Admission - Julie Buxbaum

CHAPTER ONE

Now

My younger sister, Isla, will claim that she heard the footsteps before the doorbell rang, like a swelling movie score. On. The. Count. Of. Three. That she knew then what was to come. The guns, the hard metal handcuffs, the cameras, the headlines, the conversion from human being into meme.

The everything being over, just like that.

I don’t believe her.

Isla has also sworn that she had a dream about an earthquake the night before the big one in Thailand last fall, that she suspected Beyoncé was going to drop that surprise album, that three years ago she predicted everyone would grow tired of cupcakes and start eating macaroons instead. Which is to say that Isla likes to be the first to know stuff, to take credit for willing into being that which is incapable of being willed. I am always the last to know. Maybe this is the biggest difference between us, how comfortable we are anticipating that which can’t be anticipated, how prepared we are for that for which we can’t prepare.

I am not ready. The apocalypse shouldn’t arrive when you’re in flip-flops or wearing sweatpants that have your high school’s acronym (WVHS) spread along your backside. At least, this wasn’t how I’d always pictured the end: I’d expected to need a stash of batteries and a flashlight and canisters of water, none of which would have helped make this moment any easier.

I certainly didn’t expect hungry paparazzi with cameras slung around their necks.

I hear the doorbell, which triggers a Pavlovian burst of joy. The doorbell usually announces the arrival of something good: cosmetics I ordered from Sephora, a swag box from the studio that my mother will pass on to me and Isla; less often and less exciting but still plausible, a script sent in a rush from her agents, which may mean a new shooting location for my mom and a family adventure. Vancouver or Atlanta. Last time, Scotland. Once, luckily, New Zealand.

But it’s 6:30 a.m. on a Monday, a school day, too early for UPS, too early for anything, really, except coffee. It’s still dark and foggy, the world cruelly indifferent to the fact that I am not, nor will I ever be, a morning person. When LA has not yet become the city I love, full of glitter and grit, and is instead a sleepy and quiet town. My toenails are painted in alternating cardinal and gold, a detail that will be dissected by the tabloids later. They match my brand-new oversized Southern California College sweatshirt. This last item, I will, of course, end up regretting even more than my polish or the letters on my butt, a convenient way for my idiocy to be memorialized.

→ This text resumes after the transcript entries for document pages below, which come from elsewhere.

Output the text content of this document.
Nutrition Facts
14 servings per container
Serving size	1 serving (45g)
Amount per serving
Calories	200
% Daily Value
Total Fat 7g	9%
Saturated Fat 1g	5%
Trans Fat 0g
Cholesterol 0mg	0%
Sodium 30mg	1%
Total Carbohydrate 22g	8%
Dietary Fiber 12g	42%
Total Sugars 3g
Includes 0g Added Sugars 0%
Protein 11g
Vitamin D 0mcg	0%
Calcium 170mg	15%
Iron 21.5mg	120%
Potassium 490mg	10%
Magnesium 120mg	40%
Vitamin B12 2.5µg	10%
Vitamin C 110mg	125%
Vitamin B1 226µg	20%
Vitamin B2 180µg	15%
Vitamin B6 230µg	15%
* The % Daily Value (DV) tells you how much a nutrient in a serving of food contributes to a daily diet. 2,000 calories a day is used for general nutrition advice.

I’ll be honest, since there’s no other way left to be: There’s a whole lot I will end up regretting.

But before I swing the door open, I’m still blissfully unaware of what’s on the other side. In my uncaffeinated haze, I imagine a cardboard box on the stoop: the teal eye shadow palette I impulse-ordered last night to beta test for prom. Later, when all I have is time, when the hours stretch long and lonely, I will realize this first instinct made no sense at all. I didn’t pay for overnight shipping.

When the chime fades, there’s a hard knock and an “Open up,” and I wonder what’s the UPS guy’s problem.

“Coming,” I yell back, and then, “Relax, dude.”

My dog, Fluffernutter, thinks I’m talking to her, and so she lies down at my feet and rolls over to expose her belly. I take a second to give her a quick rub. When I tally my long list of mistakes later, this will not be one of them. Fluffernutter, ever loyal, gave me one more moment of ignorance, an extra second in the before.

Another knock, so I scoop up the dog, kiss the top of her curly brown head, and then open the door with a “Hold your horses.”

When we watch this moment on TMZ, and then again on CNN and MSNBC, and even for a dark minute on Fox News, my face is blurred because I’m only seventeen and still a minor. Afterward, Isla will turn to me and say, “ ‘Hold your horses’? Really?” and I will shrug, like Who cares? though she will be right and again I will be wrong: This will turn out to be another thing that makes me look bad in the court of public opinion, if not a real court one day.